Radiolarites are traditionally described as hard and very fine-grained cherts containing more or less recrystallised radiolarian skeletons. Radiolarites consists of beds of red or green cherts, measured in centimetres, alternating with shale beds, measured in millimetres. Radiolarites are of huge importance for paleoceanographic reconstruction, because their bathymetric significance and their frequent association with ophiolites are used to date old oceanic crusts and to propose geodynamic models. There are many discussions in the literature about the conditions of deposition of radiolarites. For a long time it was thought that these sediments accumulated in deep (>3000 m) oceanic basins enriched in silica by volcanism along spreading ridges. We know, today, that the deposition of old siliceous sediments was not necessarily characteristic of deep environments and nerby volcanism. The most convincing hypothesis infers large oceanic radiolarian blooms related to nutrient input as strong as that found in upwelling processes.
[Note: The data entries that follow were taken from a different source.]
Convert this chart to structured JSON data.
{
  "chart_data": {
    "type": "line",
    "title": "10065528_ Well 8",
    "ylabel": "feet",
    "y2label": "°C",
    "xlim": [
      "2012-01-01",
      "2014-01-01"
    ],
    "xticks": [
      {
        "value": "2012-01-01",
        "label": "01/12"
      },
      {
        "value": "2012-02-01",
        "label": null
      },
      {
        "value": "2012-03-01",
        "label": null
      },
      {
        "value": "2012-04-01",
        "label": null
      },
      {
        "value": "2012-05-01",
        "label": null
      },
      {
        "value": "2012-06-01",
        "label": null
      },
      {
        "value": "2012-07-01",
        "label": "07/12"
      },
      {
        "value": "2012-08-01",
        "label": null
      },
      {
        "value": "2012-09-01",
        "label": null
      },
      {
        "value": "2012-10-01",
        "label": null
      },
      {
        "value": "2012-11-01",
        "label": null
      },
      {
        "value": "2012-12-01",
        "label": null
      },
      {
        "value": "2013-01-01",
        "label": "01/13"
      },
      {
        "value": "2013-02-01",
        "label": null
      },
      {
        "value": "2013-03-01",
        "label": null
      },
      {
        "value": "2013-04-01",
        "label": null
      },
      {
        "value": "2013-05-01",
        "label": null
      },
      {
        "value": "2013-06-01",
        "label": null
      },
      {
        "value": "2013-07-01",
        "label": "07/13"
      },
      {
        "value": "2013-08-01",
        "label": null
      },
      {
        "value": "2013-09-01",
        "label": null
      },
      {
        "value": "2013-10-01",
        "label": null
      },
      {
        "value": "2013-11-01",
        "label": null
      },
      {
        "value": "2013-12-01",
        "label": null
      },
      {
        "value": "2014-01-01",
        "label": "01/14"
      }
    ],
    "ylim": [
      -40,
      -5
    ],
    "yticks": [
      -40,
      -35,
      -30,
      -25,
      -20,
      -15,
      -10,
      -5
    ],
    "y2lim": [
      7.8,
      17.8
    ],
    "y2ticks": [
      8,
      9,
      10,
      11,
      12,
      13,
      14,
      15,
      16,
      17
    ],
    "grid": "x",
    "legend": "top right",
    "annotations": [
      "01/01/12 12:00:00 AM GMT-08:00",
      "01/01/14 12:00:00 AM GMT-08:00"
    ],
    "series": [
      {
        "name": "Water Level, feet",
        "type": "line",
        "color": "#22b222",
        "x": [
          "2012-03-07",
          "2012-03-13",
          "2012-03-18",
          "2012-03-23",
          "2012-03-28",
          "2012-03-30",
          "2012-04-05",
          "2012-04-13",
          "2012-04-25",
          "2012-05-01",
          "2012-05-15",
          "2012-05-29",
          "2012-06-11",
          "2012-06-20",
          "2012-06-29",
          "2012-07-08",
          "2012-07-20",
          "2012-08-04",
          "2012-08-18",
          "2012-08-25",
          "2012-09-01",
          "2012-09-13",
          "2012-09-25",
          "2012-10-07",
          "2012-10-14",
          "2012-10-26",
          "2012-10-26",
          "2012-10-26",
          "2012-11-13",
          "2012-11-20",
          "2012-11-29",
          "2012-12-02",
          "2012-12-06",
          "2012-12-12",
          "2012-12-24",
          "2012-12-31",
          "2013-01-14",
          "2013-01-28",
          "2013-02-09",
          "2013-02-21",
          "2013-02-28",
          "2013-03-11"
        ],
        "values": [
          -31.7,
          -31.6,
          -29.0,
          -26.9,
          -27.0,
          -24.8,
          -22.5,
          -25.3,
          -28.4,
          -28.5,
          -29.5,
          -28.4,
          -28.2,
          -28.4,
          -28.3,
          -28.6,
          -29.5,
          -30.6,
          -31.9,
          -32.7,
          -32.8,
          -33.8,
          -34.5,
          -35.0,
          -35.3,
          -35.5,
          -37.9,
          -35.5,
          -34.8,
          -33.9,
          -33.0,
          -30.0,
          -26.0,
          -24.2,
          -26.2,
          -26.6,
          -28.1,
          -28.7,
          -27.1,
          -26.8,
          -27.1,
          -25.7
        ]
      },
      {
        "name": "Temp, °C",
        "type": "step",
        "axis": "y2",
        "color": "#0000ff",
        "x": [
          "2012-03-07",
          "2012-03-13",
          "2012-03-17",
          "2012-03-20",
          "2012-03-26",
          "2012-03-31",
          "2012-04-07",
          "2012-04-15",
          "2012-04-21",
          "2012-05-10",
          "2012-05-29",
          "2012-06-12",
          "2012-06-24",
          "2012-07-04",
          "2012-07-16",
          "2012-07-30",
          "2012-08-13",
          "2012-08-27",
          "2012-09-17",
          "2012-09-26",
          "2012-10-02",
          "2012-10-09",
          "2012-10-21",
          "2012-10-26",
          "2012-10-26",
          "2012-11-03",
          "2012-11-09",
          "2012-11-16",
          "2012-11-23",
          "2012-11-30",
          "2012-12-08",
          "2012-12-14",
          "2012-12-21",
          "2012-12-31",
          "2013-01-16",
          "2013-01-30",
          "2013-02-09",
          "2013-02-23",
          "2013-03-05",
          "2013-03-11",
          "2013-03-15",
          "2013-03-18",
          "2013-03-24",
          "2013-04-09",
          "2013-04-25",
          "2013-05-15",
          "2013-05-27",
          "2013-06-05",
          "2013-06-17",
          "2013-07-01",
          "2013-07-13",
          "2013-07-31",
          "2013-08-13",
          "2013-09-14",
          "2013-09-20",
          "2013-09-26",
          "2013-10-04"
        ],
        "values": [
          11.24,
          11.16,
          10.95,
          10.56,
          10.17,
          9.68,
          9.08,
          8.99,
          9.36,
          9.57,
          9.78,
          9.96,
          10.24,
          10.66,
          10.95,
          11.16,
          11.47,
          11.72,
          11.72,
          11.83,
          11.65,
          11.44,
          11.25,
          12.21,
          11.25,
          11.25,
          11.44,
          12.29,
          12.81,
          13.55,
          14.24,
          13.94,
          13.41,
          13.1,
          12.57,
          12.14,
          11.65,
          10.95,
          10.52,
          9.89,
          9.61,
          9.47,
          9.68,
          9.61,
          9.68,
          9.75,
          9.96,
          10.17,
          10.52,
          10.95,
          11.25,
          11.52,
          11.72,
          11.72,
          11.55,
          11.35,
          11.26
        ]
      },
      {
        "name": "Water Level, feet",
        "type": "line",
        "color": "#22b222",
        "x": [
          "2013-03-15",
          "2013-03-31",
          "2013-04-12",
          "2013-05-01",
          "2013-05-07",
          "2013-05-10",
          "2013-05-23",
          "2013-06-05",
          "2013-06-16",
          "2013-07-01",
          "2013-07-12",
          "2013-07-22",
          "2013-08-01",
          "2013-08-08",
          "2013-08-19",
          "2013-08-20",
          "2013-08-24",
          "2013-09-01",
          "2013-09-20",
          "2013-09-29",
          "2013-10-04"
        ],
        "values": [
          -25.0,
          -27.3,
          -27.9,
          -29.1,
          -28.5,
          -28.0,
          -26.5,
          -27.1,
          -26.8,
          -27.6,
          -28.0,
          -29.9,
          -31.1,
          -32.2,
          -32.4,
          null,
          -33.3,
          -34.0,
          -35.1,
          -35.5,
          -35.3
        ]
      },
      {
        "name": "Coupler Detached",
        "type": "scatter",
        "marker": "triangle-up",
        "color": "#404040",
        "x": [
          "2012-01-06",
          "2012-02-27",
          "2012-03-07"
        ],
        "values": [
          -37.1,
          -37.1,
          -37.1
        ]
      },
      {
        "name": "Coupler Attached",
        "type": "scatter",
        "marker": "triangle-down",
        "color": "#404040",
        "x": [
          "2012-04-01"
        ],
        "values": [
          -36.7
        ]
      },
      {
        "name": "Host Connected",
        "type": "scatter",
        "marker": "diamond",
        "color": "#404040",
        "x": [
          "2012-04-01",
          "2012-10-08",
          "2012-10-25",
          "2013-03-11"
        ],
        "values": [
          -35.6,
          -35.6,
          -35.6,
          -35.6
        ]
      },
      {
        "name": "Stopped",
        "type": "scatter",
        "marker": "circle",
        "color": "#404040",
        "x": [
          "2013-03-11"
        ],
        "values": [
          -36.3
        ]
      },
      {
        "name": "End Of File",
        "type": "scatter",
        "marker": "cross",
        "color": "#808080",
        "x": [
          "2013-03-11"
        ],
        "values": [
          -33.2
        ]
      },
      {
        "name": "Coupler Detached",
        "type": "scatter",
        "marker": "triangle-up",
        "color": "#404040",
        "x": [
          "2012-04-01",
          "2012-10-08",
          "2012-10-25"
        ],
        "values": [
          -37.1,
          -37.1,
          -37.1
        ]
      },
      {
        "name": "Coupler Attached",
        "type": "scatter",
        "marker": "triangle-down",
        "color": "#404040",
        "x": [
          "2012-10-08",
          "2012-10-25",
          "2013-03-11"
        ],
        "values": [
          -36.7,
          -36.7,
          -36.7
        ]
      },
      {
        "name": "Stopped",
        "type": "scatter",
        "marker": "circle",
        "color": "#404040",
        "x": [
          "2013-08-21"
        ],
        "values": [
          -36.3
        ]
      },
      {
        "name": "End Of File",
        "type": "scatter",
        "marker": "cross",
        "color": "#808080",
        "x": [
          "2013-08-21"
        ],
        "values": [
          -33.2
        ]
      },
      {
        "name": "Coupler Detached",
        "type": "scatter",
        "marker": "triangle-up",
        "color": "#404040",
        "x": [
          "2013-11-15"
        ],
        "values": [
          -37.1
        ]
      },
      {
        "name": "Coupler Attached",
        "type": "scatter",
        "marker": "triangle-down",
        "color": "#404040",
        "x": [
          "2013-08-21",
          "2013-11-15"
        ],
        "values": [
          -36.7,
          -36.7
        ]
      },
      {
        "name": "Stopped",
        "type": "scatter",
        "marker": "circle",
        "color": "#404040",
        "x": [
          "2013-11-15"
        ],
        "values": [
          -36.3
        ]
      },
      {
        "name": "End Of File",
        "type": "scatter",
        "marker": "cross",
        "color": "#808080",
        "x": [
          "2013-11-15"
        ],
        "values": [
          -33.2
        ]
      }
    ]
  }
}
The radiolarites are relatively common in the sedimentary record until the Cretaceaus time all over the world. They first occur in the Paleozoic time in the norteastern part of Balaton Highland and in the Uppony Mountains, Northeastern Hungary but they are extreamly rare. The second oldest occur of radiolarites are in Middle Triassic sediments and continue through Jurassic sections. The Jurassic radiolarites are the most famous and the best known of all radiolarites in the Alpine-Carpathian-Dinaridic orogenic system and also in the Carpathian Basin. The so-called “Lókút Radiolarite Formation” is one of the most widespread radiolarite formation in the Transdanubian Range. It is well-known from the Bakony Mountains (radiolarite), the Gerecse Mountains (radiolaritic cherts) and the Pilis Mountains (clayey radiolarite). The thickness of the Lókút Radiolarite changes within rather wide borders. It exceeds onehundred meters in the vicinity in the South-Western part of the Transdanubian Central Range. It is thinner in the central and eastern part of the Bakony Mountains (few tens of meters) and only few meters in the Gerecse Mountains. Age of Jurassic radiolarites is from the Bajocian (167.4 Ma) to Oxfordian – Kimmeridgian (~ 155 Ma).